The estimate was tripled, from 0.6 million tonnes to 1.8 million tonnes a year, on the basis of research involving 300 participants who weighed or measured waste they were about to put down the sink.

The amount of waste that was fed to animals or put on a home compost heap was also increased, from 0.2 to 0.7 million tonnes a year. Why this should be regarded as waste, especially by a group such as WRAP whose website is filled with articles and advice about composting, is not clear.
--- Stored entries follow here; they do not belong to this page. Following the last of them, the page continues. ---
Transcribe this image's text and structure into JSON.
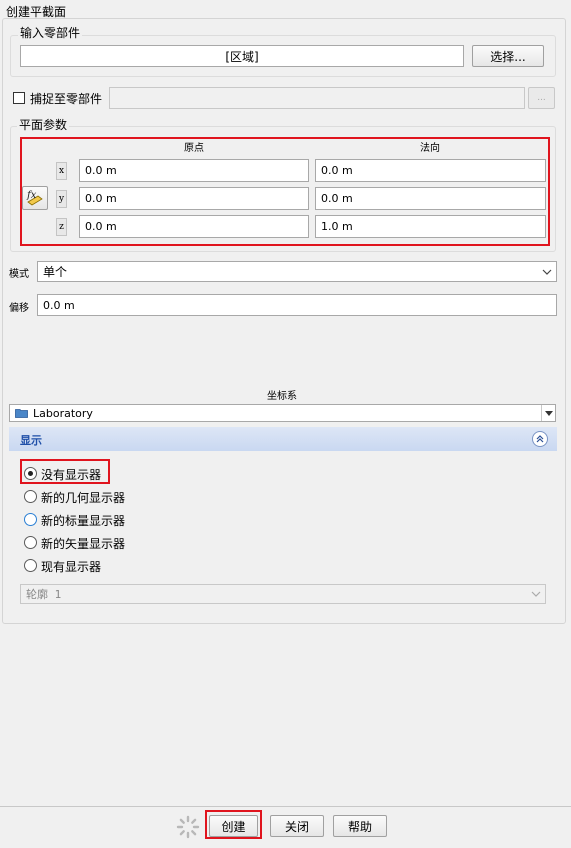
{
  "dialog": {
    "title": "创建平截面",
    "input_parts": {
      "group_label": "输入零部件",
      "region_value": "[区域]",
      "select_button": "选择..."
    },
    "snap": {
      "label": "捕捉至零部件",
      "checked": false,
      "value": "",
      "browse_button": "..."
    },
    "plane_params": {
      "group_label": "平面参数",
      "origin_header": "原点",
      "normal_header": "法向",
      "axes": [
        "x",
        "y",
        "z"
      ],
      "origin": [
        "0.0 m",
        "0.0 m",
        "0.0 m"
      ],
      "normal": [
        "0.0 m",
        "0.0 m",
        "1.0 m"
      ],
      "expression_icon": "fx-icon"
    },
    "mode": {
      "label": "模式",
      "value": "单个"
    },
    "offset": {
      "label": "偏移",
      "value": "0.0 m"
    },
    "coordinate_system": {
      "label": "坐标系",
      "value": "Laboratory",
      "icon": "folder-icon"
    },
    "display": {
      "header": "显示",
      "options": [
        {
          "label": "没有显示器",
          "selected": true
        },
        {
          "label": "新的几何显示器",
          "selected": false
        },
        {
          "label": "新的标量显示器",
          "selected": false
        },
        {
          "label": "新的矢量显示器",
          "selected": false
        },
        {
          "label": "现有显示器",
          "selected": false
        }
      ],
      "existing_select_value": "轮廓 1"
    },
    "footer": {
      "create_button": "创建",
      "close_button": "关闭",
      "help_button": "帮助"
    }
  }
}
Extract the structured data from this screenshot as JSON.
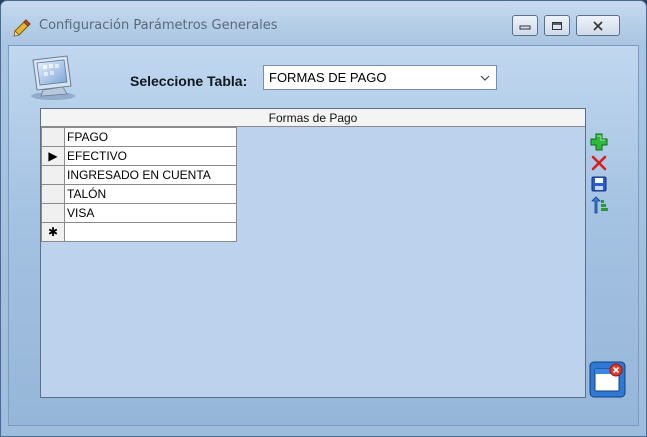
{
  "window": {
    "title": "Configuración Parámetros Generales"
  },
  "selector": {
    "label": "Seleccione Tabla:",
    "value": "FORMAS DE PAGO"
  },
  "grid": {
    "caption": "Formas de Pago",
    "column_header": "FPAGO",
    "rows": [
      "EFECTIVO",
      "INGRESADO EN CUENTA",
      "TALÓN",
      "VISA"
    ],
    "current_row_marker": "▶",
    "new_row_marker": "✱"
  },
  "colors": {
    "accent_add": "#1aa02a",
    "accent_delete": "#d42020",
    "accent_save": "#2a5bd0"
  },
  "icons": [
    "app-config-icon",
    "add-icon",
    "delete-icon",
    "save-icon",
    "sort-icon",
    "close-window-icon"
  ]
}
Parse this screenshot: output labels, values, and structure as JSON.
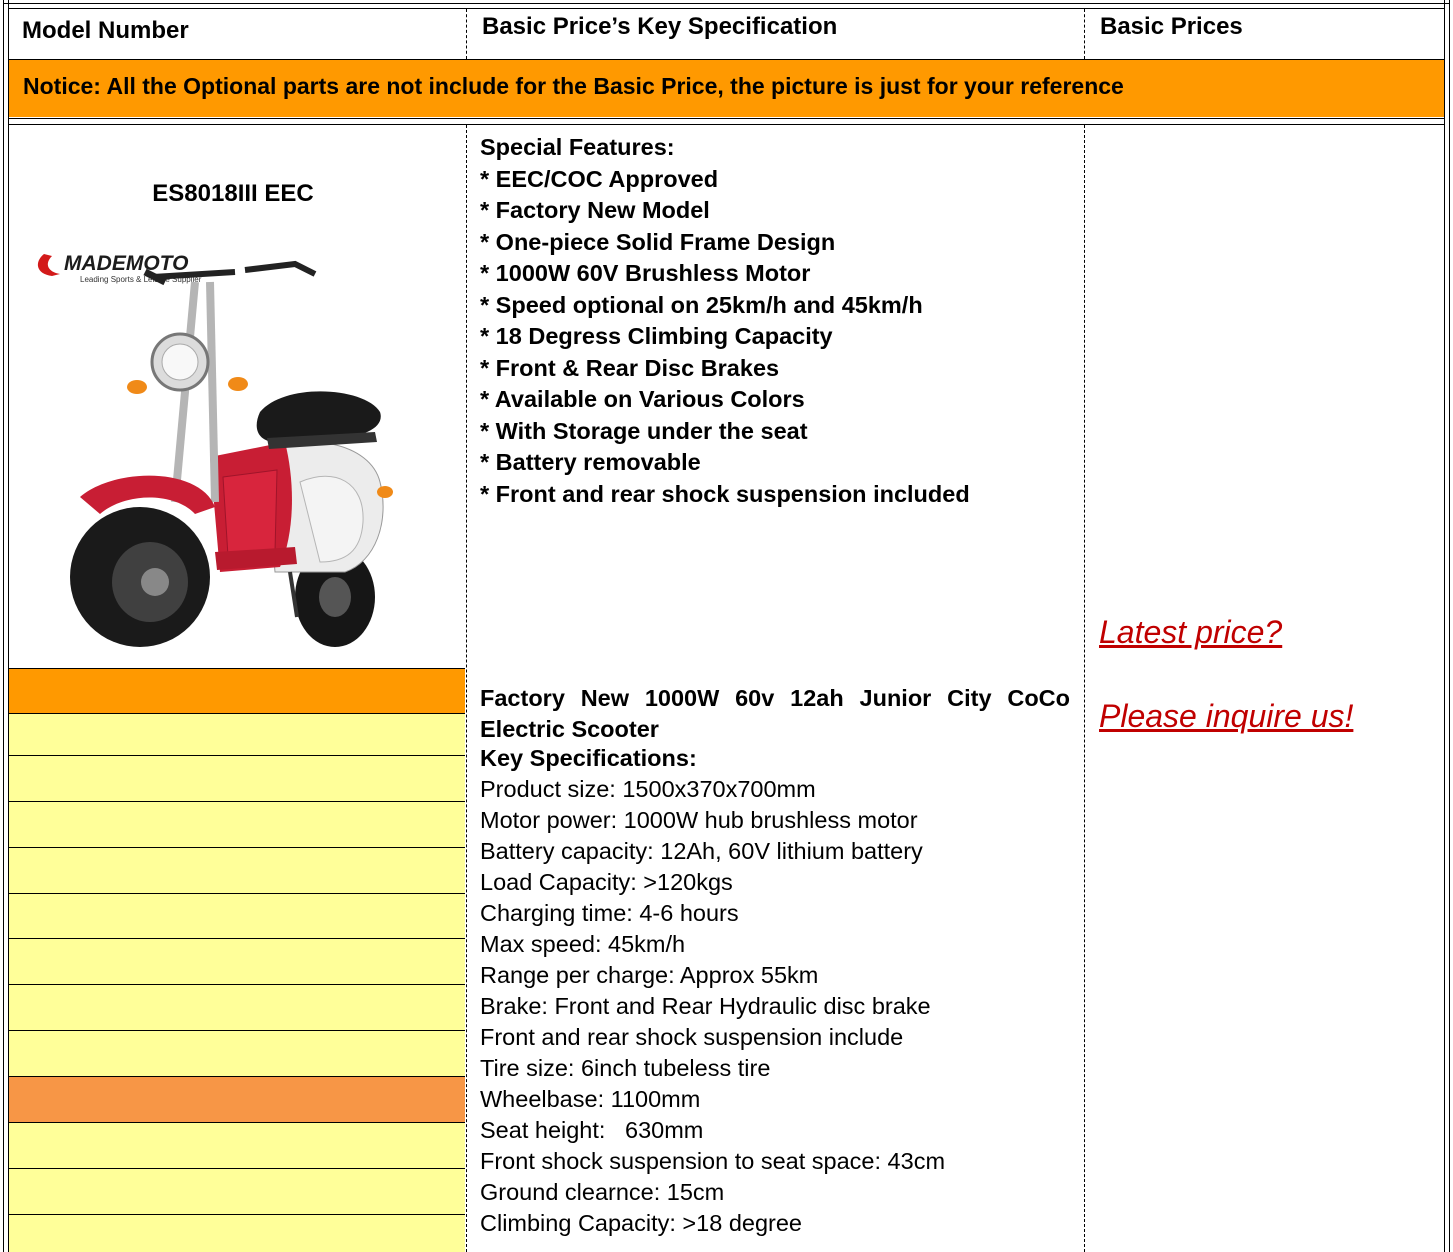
{
  "header": {
    "col_model": "Model Number",
    "col_spec": "Basic Price’s Key Specification",
    "col_price": "Basic Prices"
  },
  "notice": "Notice: All the Optional parts are not include for the Basic Price, the picture is just for your reference",
  "product": {
    "model": "ES8018III EEC",
    "logo_text": "MADEMOTO",
    "logo_tagline": "Leading Sports & Leisure Supplier",
    "features_title": "Special Features:",
    "features": [
      "* EEC/COC Approved",
      "* Factory New Model",
      "* One-piece Solid Frame Design",
      "* 1000W 60V Brushless Motor",
      "* Speed optional on 25km/h and 45km/h",
      "* 18 Degress Climbing Capacity",
      "* Front & Rear Disc Brakes",
      "* Available on Various Colors",
      "* With Storage under the seat",
      "* Battery removable",
      "* Front and rear shock suspension included"
    ],
    "title": "Factory New 1000W 60v 12ah Junior City CoCo Electric Scooter",
    "specs_title": "Key Specifications:",
    "specs": [
      "Product size: 1500x370x700mm",
      "Motor power: 1000W hub brushless motor",
      "Battery capacity: 12Ah, 60V lithium battery",
      "Load Capacity: >120kgs",
      "Charging time: 4-6 hours",
      "Max speed: 45km/h",
      "Range per charge: Approx 55km",
      "Brake: Front and Rear Hydraulic disc brake",
      "Front and rear shock suspension include",
      "Tire size: 6inch tubeless tire",
      "Wheelbase: 1100mm",
      "Seat height:   630mm",
      "Front shock suspension to seat space: 43cm",
      "Ground clearnce: 15cm",
      "Climbing Capacity: >18 degree"
    ]
  },
  "price": {
    "line1": "Latest price?",
    "line2": "Please inquire us!"
  },
  "colors": {
    "orange": "#ff9900",
    "light_orange": "#f79646",
    "pale_yellow": "#ffff99",
    "link_red": "#c00000"
  }
}
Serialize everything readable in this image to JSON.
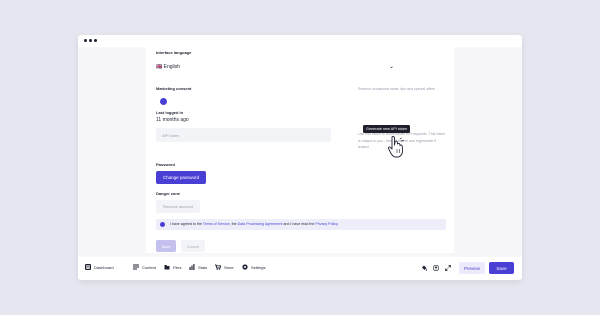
{
  "settings": {
    "language_label": "Interface language",
    "language_value": "🇬🇧 English",
    "marketing_label": "Marketing consent",
    "marketing_hint": "Receive occasional news, tips and special offers",
    "marketing_enabled": true,
    "last_logged_label": "Last logged in",
    "last_logged_value": "11 months ago",
    "api_placeholder": "API token",
    "api_tooltip": "Generate new API token",
    "api_hint": "Use this token to authenticate API requests. This token is unique to you - keep it secret and regenerate if leaked.",
    "password_label": "Password",
    "change_password": "Change password",
    "danger_label": "Danger zone",
    "remove_account": "Remove account",
    "consent_pre": "I have agreed to the ",
    "consent_tos": "Terms of Service",
    "consent_mid1": ", the ",
    "consent_dpa": "Data Processing Agreement",
    "consent_mid2": " and I have read the ",
    "consent_privacy": "Privacy Policy",
    "consent_end": ".",
    "save": "Save",
    "cancel": "Cancel"
  },
  "bottombar": {
    "nav": [
      {
        "label": "Dashboard",
        "icon": "dashboard-icon"
      },
      {
        "label": "Content",
        "icon": "content-icon"
      },
      {
        "label": "Files",
        "icon": "files-icon"
      },
      {
        "label": "Stats",
        "icon": "stats-icon"
      },
      {
        "label": "Store",
        "icon": "store-icon"
      },
      {
        "label": "Settings",
        "icon": "settings-icon"
      }
    ],
    "preview": "Preview",
    "save": "Save"
  },
  "colors": {
    "accent": "#4a3fd4",
    "background": "#e5e6ef",
    "tooltip": "#1e1f2b"
  }
}
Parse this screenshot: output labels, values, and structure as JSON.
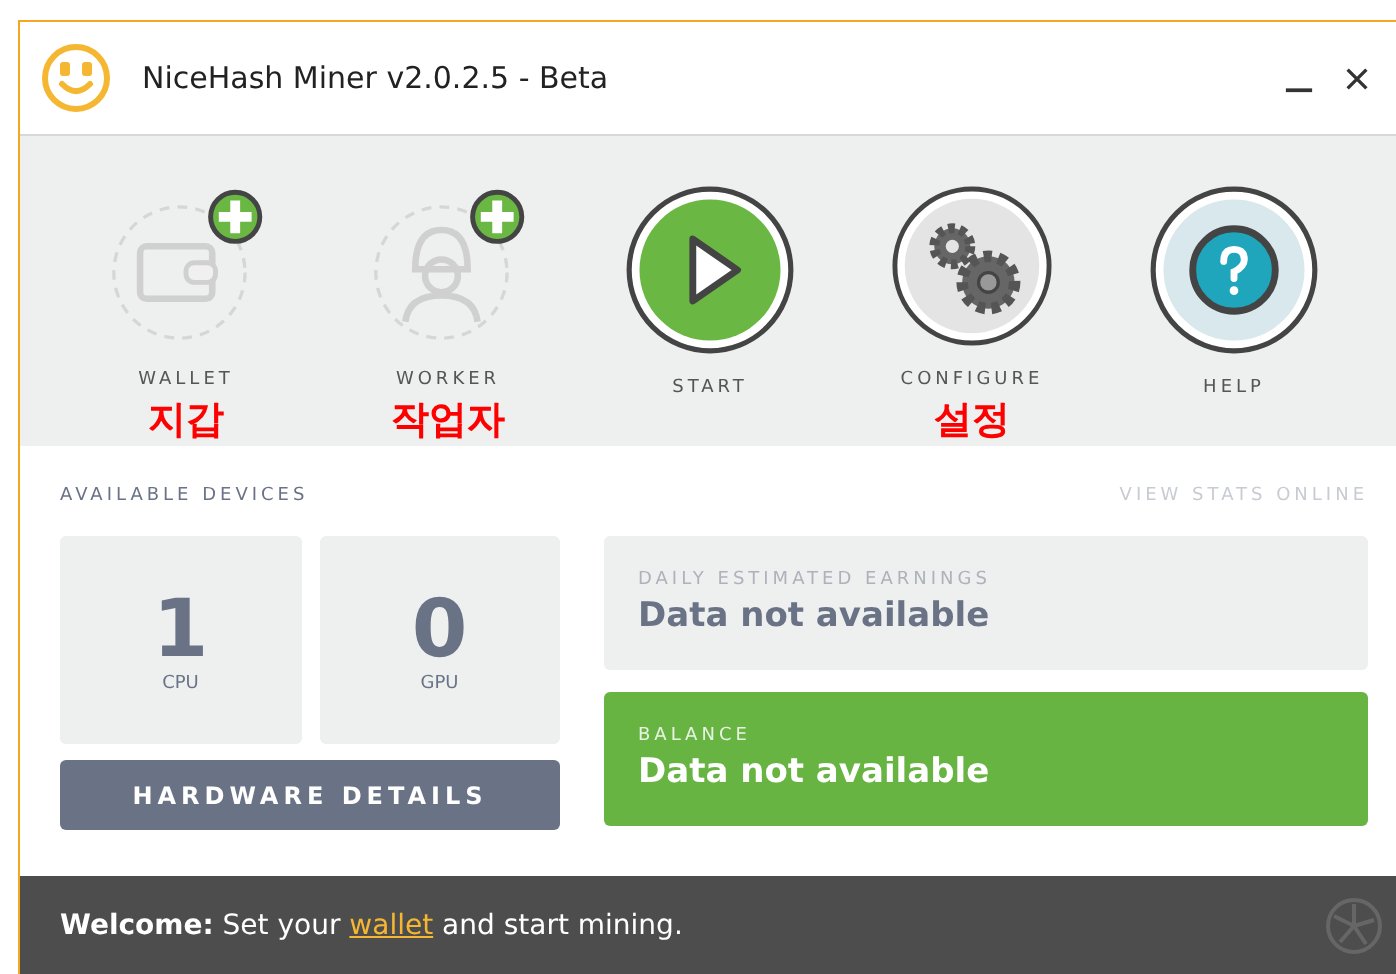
{
  "window": {
    "title": "NiceHash Miner v2.0.2.5 - Beta"
  },
  "toolbar": [
    {
      "kind": "wallet",
      "label": "WALLET",
      "disabled": true,
      "note": "지갑"
    },
    {
      "kind": "worker",
      "label": "WORKER",
      "disabled": true,
      "note": "작업자"
    },
    {
      "kind": "start",
      "label": "START",
      "disabled": false
    },
    {
      "kind": "configure",
      "label": "CONFIGURE",
      "disabled": false,
      "note": "설정"
    },
    {
      "kind": "help",
      "label": "HELP",
      "disabled": false
    }
  ],
  "devices": {
    "title": "AVAILABLE DEVICES",
    "link": "VIEW STATS ONLINE",
    "counts": [
      {
        "value": "1",
        "label": "CPU"
      },
      {
        "value": "0",
        "label": "GPU"
      }
    ],
    "button": "HARDWARE DETAILS"
  },
  "cards": [
    {
      "kind": "earnings",
      "label": "DAILY ESTIMATED EARNINGS",
      "value": "Data not available"
    },
    {
      "kind": "balance",
      "label": "BALANCE",
      "value": "Data not available"
    }
  ],
  "status_bar": {
    "lead": "Welcome:",
    "before": "Set your",
    "link": "wallet",
    "after": "and start mining."
  }
}
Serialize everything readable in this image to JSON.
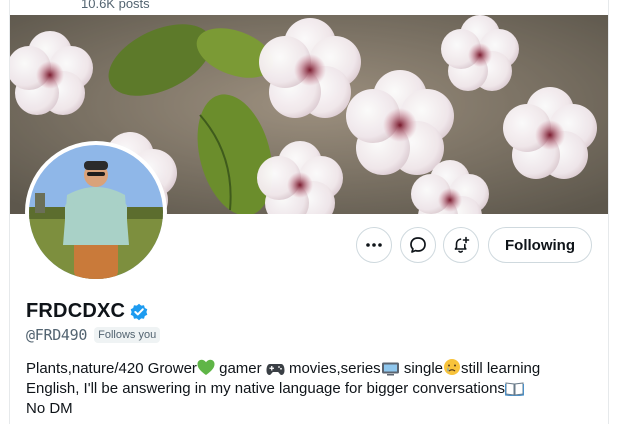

Waste fed to animals or composted is not waste at all, but a resource being put to a good purpose.

Anyway, this revision gave WRAP its baseline figure of 8.3 million tonnes, which it applied retrospectively to 2006-07, and against which it now claims progress.   

Yesterday’s report finds that waste collected by local authorities fell by 20 per cent since then, from 5.8 to 4.6 mt. Despite this decline, WRAP marginally increases the amount it believes went down the drain (from 1.8 to 1.9 mt) and the amount composted or fed to animals (from 0.69 to 0.70 mt).

Since 2006 the total purchases of food and drink, in and out of the home, have fallen by 9.4 per cent. Total waste, on WRAP’s figures, has fallen by 13 per cent, and avoidable waste by 10 per cent. So it looks as if the great majority of any decline that has taken place is the result of there simply being less to throw away.

There has been an increase in the proportion of people claiming in WRAP’s surveys that they throw away “none” or “hardly any” of the food they buy. But almost all this increase occurred before WRAP started campaigning, so it cannot claim to have changed behaviour.

It is very easy, then, to agree with the report’s conclusion: “It is unlikely that all of the reduction in food waste is the result of the work of WRAP, its partners and others active in the field of food waste reduction.”

Unfortunately, it then goes on to add: “However, the evidence presented in this report suggests that WRAP – and its work with its partners – has been a key influence on food waste levels”. That sounds like wishful thinking.

WRAP’s budget in 2010-11 was £100 million, about half of it from DEFRA and with contributions from the government and assemblies in Scotland, Wales and Northern Ireland. It faced a big cut in 2011-12, but DEFRA is still providing nearly £35 million. Money well spent, or possibly wasted?